By Stan Welch
The West Pelzer Police Department has joined a number of much larger law enforcement agencies in being trained and qualified to administer naloxone, an antidote to opiate overdoses.
Scott Stoller, with Anderson County’s EMS and special operations division, who also works with the WPPD on a limited basis, is one of the state’s relatively few certified training officers in the use of the drug. He has helped train such departments as both the Greenville city and county police forces, the Charleston department, as well as Columbia and the USC campus police force.
The drug, known commercially as Narcan, has been used by medical responders for many years to offset the effects of opioid overdoses and to restore more normal breathing in the patient. Its effects are short lived, last just a few minutes. But those few minutes can be crucial for someone waiting on EMS personnel to arrive, says Stoller.
“Once the medical personnel arrive, they have other, more effective resources at their disposal, but the Narcan can buy those few precious moments when the patient might otherwise not be breathing. Narcan is a narcotics antagonist. It replaces the opiate in the opiate receptor areas of the brain. The opiate, at overdose levels, begins to shut down the respiration. Narcan intercedes, sort of like a bulletproof vest, and replaces the opiates in those receptor areas, allowing respiration to continue, or resume.
“ I really commend the West Pelzer department for taking this on as another tool they can use in serving their community. Not all departments are as eager to step forward in these cases.”
The General Assembly paved the way for that involvement last year when they passed the Overdose Prevention Act of 2015. That act protects first responders from any criminal or civil liabilities as a result of their efforts to help overdose victims.
The drug is administered as a nasal mist, or injected through an epipen, such as those used by some diabetics. While many overdoses are heroin related, prescription opiates can also be a danger. Those include codeine, fentanyl, hydrocodone, and morphine. While hydrocodone is increasingly abused illegally, Stoller says that patients, especially older ones, or those in more severe pain, can unwittingly overdose.
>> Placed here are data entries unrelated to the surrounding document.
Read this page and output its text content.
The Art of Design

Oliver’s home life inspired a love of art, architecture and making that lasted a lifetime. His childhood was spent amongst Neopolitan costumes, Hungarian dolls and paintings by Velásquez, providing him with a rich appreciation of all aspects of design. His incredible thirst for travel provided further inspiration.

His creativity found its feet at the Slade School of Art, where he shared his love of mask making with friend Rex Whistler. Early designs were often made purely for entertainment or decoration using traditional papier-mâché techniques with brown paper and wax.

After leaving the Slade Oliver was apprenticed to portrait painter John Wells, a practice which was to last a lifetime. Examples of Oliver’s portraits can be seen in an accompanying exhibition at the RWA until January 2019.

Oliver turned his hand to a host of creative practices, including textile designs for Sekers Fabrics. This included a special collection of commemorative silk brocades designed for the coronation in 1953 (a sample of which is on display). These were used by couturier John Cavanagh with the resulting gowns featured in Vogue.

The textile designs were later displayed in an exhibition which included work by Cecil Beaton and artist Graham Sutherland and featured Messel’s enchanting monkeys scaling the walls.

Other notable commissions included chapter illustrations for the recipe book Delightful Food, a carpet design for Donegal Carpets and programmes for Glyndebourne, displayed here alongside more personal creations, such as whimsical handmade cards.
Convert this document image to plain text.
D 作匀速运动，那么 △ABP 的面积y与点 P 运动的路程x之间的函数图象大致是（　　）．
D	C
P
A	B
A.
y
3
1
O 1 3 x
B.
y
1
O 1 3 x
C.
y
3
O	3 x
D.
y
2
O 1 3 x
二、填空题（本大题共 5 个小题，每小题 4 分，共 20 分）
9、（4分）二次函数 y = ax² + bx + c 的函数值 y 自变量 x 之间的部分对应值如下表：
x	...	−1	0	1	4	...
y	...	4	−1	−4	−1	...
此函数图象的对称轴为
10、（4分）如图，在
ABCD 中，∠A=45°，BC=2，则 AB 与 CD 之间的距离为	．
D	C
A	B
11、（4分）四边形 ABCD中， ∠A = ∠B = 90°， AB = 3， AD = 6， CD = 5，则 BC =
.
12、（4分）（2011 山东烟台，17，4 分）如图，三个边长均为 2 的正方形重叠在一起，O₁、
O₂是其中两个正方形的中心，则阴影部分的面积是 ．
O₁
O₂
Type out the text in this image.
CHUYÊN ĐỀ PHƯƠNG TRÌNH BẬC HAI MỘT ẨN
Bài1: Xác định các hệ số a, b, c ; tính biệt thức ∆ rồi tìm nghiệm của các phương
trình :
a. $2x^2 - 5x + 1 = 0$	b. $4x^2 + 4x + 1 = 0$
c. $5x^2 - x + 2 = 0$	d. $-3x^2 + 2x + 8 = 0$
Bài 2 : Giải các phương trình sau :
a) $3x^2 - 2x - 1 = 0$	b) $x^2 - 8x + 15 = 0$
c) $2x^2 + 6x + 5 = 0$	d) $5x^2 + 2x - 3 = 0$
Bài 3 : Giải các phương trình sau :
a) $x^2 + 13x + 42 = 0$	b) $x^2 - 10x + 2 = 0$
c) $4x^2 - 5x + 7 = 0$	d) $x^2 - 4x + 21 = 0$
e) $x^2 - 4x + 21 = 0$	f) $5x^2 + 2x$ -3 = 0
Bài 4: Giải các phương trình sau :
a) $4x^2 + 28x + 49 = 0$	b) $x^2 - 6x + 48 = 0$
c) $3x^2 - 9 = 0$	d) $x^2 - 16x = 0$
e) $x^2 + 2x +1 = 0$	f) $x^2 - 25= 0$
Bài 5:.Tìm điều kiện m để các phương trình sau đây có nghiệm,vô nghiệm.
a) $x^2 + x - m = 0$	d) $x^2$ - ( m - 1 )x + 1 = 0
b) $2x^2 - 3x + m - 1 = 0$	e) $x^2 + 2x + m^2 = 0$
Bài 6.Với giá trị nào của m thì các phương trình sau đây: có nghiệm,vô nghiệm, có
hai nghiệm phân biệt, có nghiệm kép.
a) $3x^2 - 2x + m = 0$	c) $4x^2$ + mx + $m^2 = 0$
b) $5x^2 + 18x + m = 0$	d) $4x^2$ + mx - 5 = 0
WPPD Chief Mike Clardy said that Stoller’s ability to train the department, and his expertise in seeking grants to purchase the expensive Narcan, are real assets to the community. “This is just another avenue that allows us to serve the people in our community. Police response times are typically faster than other first responders, since we are already mounted up and generally moving through the community. So to be able to bring this tool along with us promises to be a big help in those overdose circumstances.”